The former influence of the glacial climate on the distribution of the inhabitants of Europe, as explained by Edward Forbes, is substantially as follows. But we shall follow the changes more readily by supposing a new glacial period slowly to come on, and then pass away, as formerly occurred. As the cold came on, and as each more southern zone became fitted for the inhabitants of the north, these would take the places of the former inhabitants of the temperate regions. The latter, at the same time, would travel farther and farther southward, unless they were stopped by barriers, in which case they would perish. The mountains would become covered with snow and ice, and their former Alpine inhabitants would descend to the plains. By the time that the cold had reached its maximum, we should have an Arctic fauna and flora, covering the central parts of Europe, as far south as the Alps and Pyrenees, and even stretching into Spain. The now temperate regions of the United States would likewise be covered by Arctic plants and animals, and these would be nearly the same with those of Europe; for the present circumpolar inhabitants, which we suppose to have everywhere traveled southward, are remarkably uniform round the world.
As the warmth returned, the Arctic forms would retreat northward, closely followed up in their retreat by the productions of the more temperate regions. And, as the snow melted from the bases of the mountains, the Arctic forms would seize on the cleared and thawed ground, always ascending, as the warmth increased and the snow still further disappeared, higher and higher, while their brethren were pursuing their northern journey. Hence, when the warmth had fully returned, the same species, which had lately lived together on the European and North American lowlands, would again be found in the Arctic regions of the Old and New Worlds, and on many isolated mountain-summits far distant from each other.
Thus we can understand the identity of many plants at points so immensely remote as the mountains of the United States and those of Europe.

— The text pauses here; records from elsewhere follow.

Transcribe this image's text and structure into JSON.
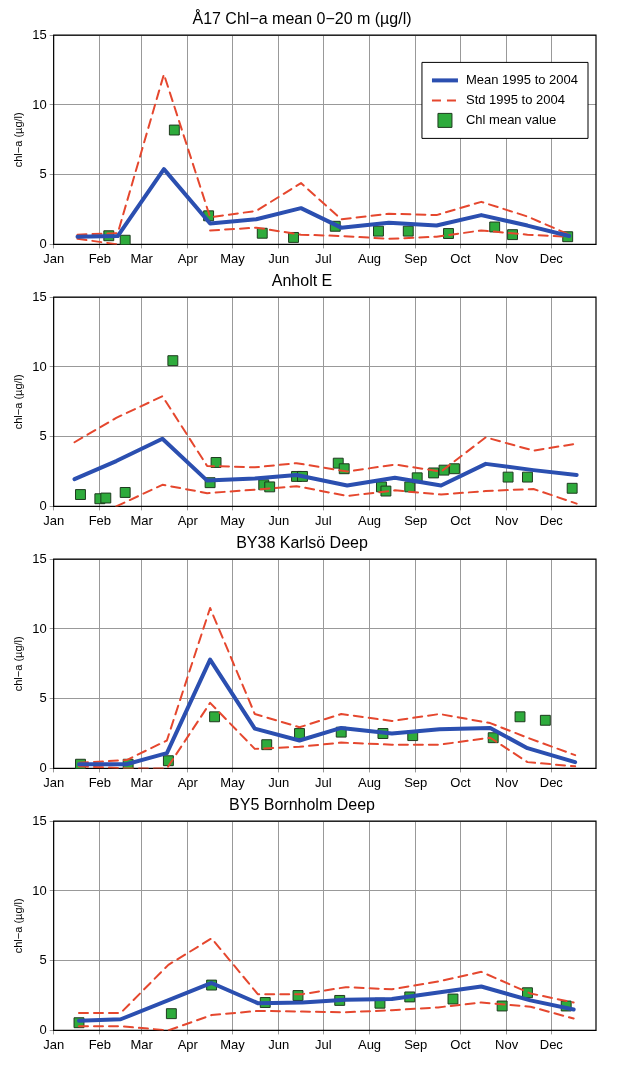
{
  "chart_data": [
    {
      "type": "line",
      "title": "Å17 Chl−a mean 0−20 m (µg/l)",
      "ylabel": "chl−a (µg/l)",
      "xlim": [
        "--01-01",
        "--12-31"
      ],
      "xticks": [
        {
          "value": "--01-01",
          "label": "Jan"
        },
        {
          "value": "--02-01",
          "label": "Feb"
        },
        {
          "value": "--03-01",
          "label": "Mar"
        },
        {
          "value": "--04-01",
          "label": "Apr"
        },
        {
          "value": "--05-01",
          "label": "May"
        },
        {
          "value": "--06-01",
          "label": "Jun"
        },
        {
          "value": "--07-01",
          "label": "Jul"
        },
        {
          "value": "--08-01",
          "label": "Aug"
        },
        {
          "value": "--09-01",
          "label": "Sep"
        },
        {
          "value": "--10-01",
          "label": "Oct"
        },
        {
          "value": "--11-01",
          "label": "Nov"
        },
        {
          "value": "--12-01",
          "label": "Dec"
        }
      ],
      "ylim": [
        0,
        15
      ],
      "yticks": [
        0,
        5,
        10,
        15
      ],
      "grid": true,
      "legend": "top right",
      "x": [
        "--01-17",
        "--02-13",
        "--03-16",
        "--04-16",
        "--05-17",
        "--06-16",
        "--07-13",
        "--08-14",
        "--09-15",
        "--10-15",
        "--11-15",
        "--12-13"
      ],
      "series": [
        {
          "name": "Mean 1995 to 2004",
          "color": "#2b4fb0",
          "line_style": "solid",
          "values": [
            0.55,
            0.6,
            5.4,
            1.5,
            1.8,
            2.6,
            1.2,
            1.55,
            1.35,
            2.1,
            1.35,
            0.6
          ]
        },
        {
          "name": "Std 1995 to 2004",
          "color": "#e5472e",
          "line_style": "dashed",
          "values": [
            0.7,
            0.8,
            12.2,
            1.95,
            2.4,
            4.4,
            1.8,
            2.2,
            2.1,
            3.05,
            2.0,
            0.7
          ]
        },
        {
          "color": "#e5472e",
          "line_style": "dashed",
          "values": [
            0.4,
            0,
            null,
            1.0,
            1.2,
            0.7,
            0.6,
            0.4,
            0.55,
            1.0,
            0.7,
            0.55
          ]
        },
        {
          "name": "Chl mean value",
          "type": "scatter",
          "marker": "square",
          "color": "#2eab3c",
          "x": [
            "--02-07",
            "--02-18",
            "--03-23",
            "--04-15",
            "--05-21",
            "--06-11",
            "--07-09",
            "--08-07",
            "--08-27",
            "--09-23",
            "--10-24",
            "--11-05",
            "--12-12"
          ],
          "values": [
            0.62,
            0.3,
            8.2,
            2.05,
            0.8,
            0.5,
            1.3,
            0.95,
            0.95,
            0.78,
            1.25,
            0.7,
            0.55
          ]
        }
      ]
    },
    {
      "type": "line",
      "title": "Anholt E",
      "ylabel": "chl−a (µg/l)",
      "xlim": [
        "--01-01",
        "--12-31"
      ],
      "xticks": [
        {
          "value": "--01-01",
          "label": "Jan"
        },
        {
          "value": "--02-01",
          "label": "Feb"
        },
        {
          "value": "--03-01",
          "label": "Mar"
        },
        {
          "value": "--04-01",
          "label": "Apr"
        },
        {
          "value": "--05-01",
          "label": "May"
        },
        {
          "value": "--06-01",
          "label": "Jun"
        },
        {
          "value": "--07-01",
          "label": "Jul"
        },
        {
          "value": "--08-01",
          "label": "Aug"
        },
        {
          "value": "--09-01",
          "label": "Sep"
        },
        {
          "value": "--10-01",
          "label": "Oct"
        },
        {
          "value": "--11-01",
          "label": "Nov"
        },
        {
          "value": "--12-01",
          "label": "Dec"
        }
      ],
      "ylim": [
        0,
        15
      ],
      "yticks": [
        0,
        5,
        10,
        15
      ],
      "grid": true,
      "x": [
        "--01-15",
        "--02-12",
        "--03-15",
        "--04-14",
        "--05-16",
        "--06-13",
        "--07-17",
        "--08-18",
        "--09-18",
        "--10-18",
        "--11-19",
        "--12-18"
      ],
      "series": [
        {
          "color": "#2b4fb0",
          "line_style": "solid",
          "values": [
            1.95,
            3.25,
            4.85,
            1.85,
            2.0,
            2.25,
            1.5,
            2.05,
            1.5,
            3.05,
            2.6,
            2.25
          ]
        },
        {
          "color": "#e5472e",
          "line_style": "dashed",
          "values": [
            4.6,
            6.35,
            7.9,
            2.9,
            2.8,
            3.1,
            2.5,
            3.0,
            2.5,
            4.95,
            4.0,
            4.5
          ]
        },
        {
          "color": "#e5472e",
          "line_style": "dashed",
          "values": [
            null,
            0,
            1.55,
            0.95,
            1.2,
            1.45,
            0.75,
            1.15,
            0.85,
            1.1,
            1.25,
            0.2
          ]
        },
        {
          "type": "scatter",
          "marker": "square",
          "color": "#2eab3c",
          "x": [
            "--01-19",
            "--02-01",
            "--02-05",
            "--02-18",
            "--03-22",
            "--04-16",
            "--04-20",
            "--05-22",
            "--05-26",
            "--06-13",
            "--06-17",
            "--07-11",
            "--07-15",
            "--08-09",
            "--08-12",
            "--08-28",
            "--09-02",
            "--09-13",
            "--09-20",
            "--09-27",
            "--11-02",
            "--11-15",
            "--12-15"
          ],
          "values": [
            0.85,
            0.55,
            0.6,
            1.0,
            10.45,
            1.7,
            3.15,
            1.55,
            1.4,
            2.15,
            2.15,
            3.1,
            2.7,
            1.4,
            1.1,
            1.4,
            2.05,
            2.4,
            2.6,
            2.7,
            2.1,
            2.1,
            1.3
          ]
        }
      ]
    },
    {
      "type": "line",
      "title": "BY38 Karlsö Deep",
      "ylabel": "chl−a (µg/l)",
      "xlim": [
        "--01-01",
        "--12-31"
      ],
      "xticks": [
        {
          "value": "--01-01",
          "label": "Jan"
        },
        {
          "value": "--02-01",
          "label": "Feb"
        },
        {
          "value": "--03-01",
          "label": "Mar"
        },
        {
          "value": "--04-01",
          "label": "Apr"
        },
        {
          "value": "--05-01",
          "label": "May"
        },
        {
          "value": "--06-01",
          "label": "Jun"
        },
        {
          "value": "--07-01",
          "label": "Jul"
        },
        {
          "value": "--08-01",
          "label": "Aug"
        },
        {
          "value": "--09-01",
          "label": "Sep"
        },
        {
          "value": "--10-01",
          "label": "Oct"
        },
        {
          "value": "--11-01",
          "label": "Nov"
        },
        {
          "value": "--12-01",
          "label": "Dec"
        }
      ],
      "ylim": [
        0,
        15
      ],
      "yticks": [
        0,
        5,
        10,
        15
      ],
      "grid": true,
      "x": [
        "--01-18",
        "--02-19",
        "--03-18",
        "--04-16",
        "--05-16",
        "--06-15",
        "--07-13",
        "--08-16",
        "--09-17",
        "--10-21",
        "--11-15",
        "--12-17"
      ],
      "series": [
        {
          "color": "#2b4fb0",
          "line_style": "solid",
          "values": [
            0.3,
            0.3,
            1.1,
            7.8,
            2.85,
            2.0,
            2.9,
            2.5,
            2.8,
            2.9,
            1.45,
            0.45
          ]
        },
        {
          "color": "#e5472e",
          "line_style": "dashed",
          "values": [
            0.4,
            0.6,
            2.0,
            11.5,
            3.9,
            2.95,
            3.9,
            3.4,
            3.9,
            3.25,
            2.2,
            0.95
          ]
        },
        {
          "color": "#e5472e",
          "line_style": "dashed",
          "values": [
            0.15,
            0,
            0,
            4.7,
            1.4,
            1.55,
            1.85,
            1.7,
            1.7,
            2.2,
            0.45,
            0.15
          ]
        },
        {
          "type": "scatter",
          "marker": "square",
          "color": "#2eab3c",
          "x": [
            "--01-19",
            "--02-20",
            "--03-19",
            "--04-19",
            "--05-24",
            "--06-15",
            "--07-13",
            "--08-10",
            "--08-30",
            "--10-23",
            "--11-10",
            "--11-27"
          ],
          "values": [
            0.3,
            0.3,
            0.55,
            3.7,
            1.7,
            2.5,
            2.6,
            2.5,
            2.35,
            2.2,
            3.7,
            3.45
          ]
        }
      ]
    },
    {
      "type": "line",
      "title": "BY5 Bornholm Deep",
      "ylabel": "chl−a (µg/l)",
      "xlim": [
        "--01-01",
        "--12-31"
      ],
      "xticks": [
        {
          "value": "--01-01",
          "label": "Jan"
        },
        {
          "value": "--02-01",
          "label": "Feb"
        },
        {
          "value": "--03-01",
          "label": "Mar"
        },
        {
          "value": "--04-01",
          "label": "Apr"
        },
        {
          "value": "--05-01",
          "label": "May"
        },
        {
          "value": "--06-01",
          "label": "Jun"
        },
        {
          "value": "--07-01",
          "label": "Jul"
        },
        {
          "value": "--08-01",
          "label": "Aug"
        },
        {
          "value": "--09-01",
          "label": "Sep"
        },
        {
          "value": "--10-01",
          "label": "Oct"
        },
        {
          "value": "--11-01",
          "label": "Nov"
        },
        {
          "value": "--12-01",
          "label": "Dec"
        }
      ],
      "ylim": [
        0,
        15
      ],
      "yticks": [
        0,
        5,
        10,
        15
      ],
      "grid": true,
      "x": [
        "--01-18",
        "--02-15",
        "--03-19",
        "--04-17",
        "--05-18",
        "--06-17",
        "--07-16",
        "--08-16",
        "--09-16",
        "--10-15",
        "--11-17",
        "--12-16"
      ],
      "series": [
        {
          "color": "#2b4fb0",
          "line_style": "solid",
          "x": [
            "--01-18",
            "--02-15",
            "--04-17",
            "--05-18",
            "--06-17",
            "--07-16",
            "--08-16",
            "--10-15",
            "--11-17",
            "--12-16"
          ],
          "values": [
            0.7,
            0.8,
            3.4,
            1.95,
            2.0,
            2.2,
            2.25,
            3.15,
            2.15,
            1.5
          ]
        },
        {
          "color": "#e5472e",
          "line_style": "dashed",
          "values": [
            1.25,
            1.25,
            4.7,
            6.6,
            2.6,
            2.6,
            3.1,
            2.95,
            3.5,
            4.2,
            2.65,
            2.0
          ]
        },
        {
          "color": "#e5472e",
          "line_style": "dashed",
          "values": [
            0.3,
            0.3,
            0,
            1.1,
            1.4,
            1.35,
            1.3,
            1.45,
            1.65,
            2.0,
            1.7,
            0.85
          ]
        },
        {
          "type": "scatter",
          "marker": "square",
          "color": "#2eab3c",
          "x": [
            "--01-18",
            "--03-21",
            "--04-17",
            "--05-23",
            "--06-14",
            "--07-12",
            "--08-08",
            "--08-28",
            "--09-26",
            "--10-29",
            "--11-15",
            "--12-11"
          ],
          "values": [
            0.55,
            1.2,
            3.25,
            2.0,
            2.5,
            2.15,
            1.95,
            2.4,
            2.25,
            1.75,
            2.7,
            1.75
          ]
        }
      ]
    }
  ]
}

THE THEORY OF CREATION INADEQUATE.
Page 334.
As on the land, so in the waters of the sea, a slow southern migration of a marine fauna, which, during the Pliocene or even a somewhat earlier period, was nearly uniform along the continuous shores of the Polar Circle, will account, on the theory of modification, for many closely allied forms now living in marine areas completely sundered. Thus, I think, we can understand the presence of some closely allied, still existing and extinct tertiary forms on the eastern and western shores of temperate North America; and the still more striking fact of many closely allied crustaceans (as described in Dana’s admirable work), some fish and other marine animals, inhabiting the Mediterranean and the seas of Japan—these two areas being now completely separated by the breadth of a whole continent and by wide spaces of ocean.
These cases of close relationship in species either now or formerly inhabiting the seas on the eastern and western shores of North America, the Mediterranean and Japan, and the temperate lands of North America and Europe, are inexplicable on the theory of creation. We can not maintain that such species have been created alike, in correspondence with the nearly similar physical conditions of the areas; for, if we compare, for instance, certain parts of South America with parts of South Africa or Australia, we see countries closely similar in all their physical conditions, with their inhabitants utterly dissimilar.
CAUSES OF A GLACIAL CLIMATE.
Page 336.
Mr. Croll, in a series of admirable memoirs, has attempted to show that a glacial condition of climate is the result of various physical causes, brought into operation by an increase in the eccentricity of the earth’s orbit. All these causes tend toward the same end; but the most powerful appears to be the indirect influence of the eccentricity of the orbit upon oceanic currents. According to Mr. Croll, cold periods regularly recur every ten to fifteen thousand years; and these at long intervals are extremely severe, owing to certain contingencies, of which the most important, as Sir C. Lyell has shown, is the relative position of the land and water. Mr. Croll believes that the last great Glacial period occurred about two hundred and forty thousand years ago, and endured with slight alterations of climate for about one hundred and sixty thousand years. With respect to more ancient Glacial periods, several geologists are convinced from direct evidence that such occurred during the Miocene and Eocene formations, not to mention still more ancient formations. But the most important result for us, arrived at by Mr. Croll, is that, whenever the northern hemisphere passes through a cold period, the temperature of the southern hemisphere is actually raised, with the winters rendered much milder, chiefly through changes in the direction of the ocean-currents. So conversely it will be with the northern hemisphere, while the southern passes through a glacial period. This conclusion throws so much light on geographical distribution that I am strongly inclined to trust in it.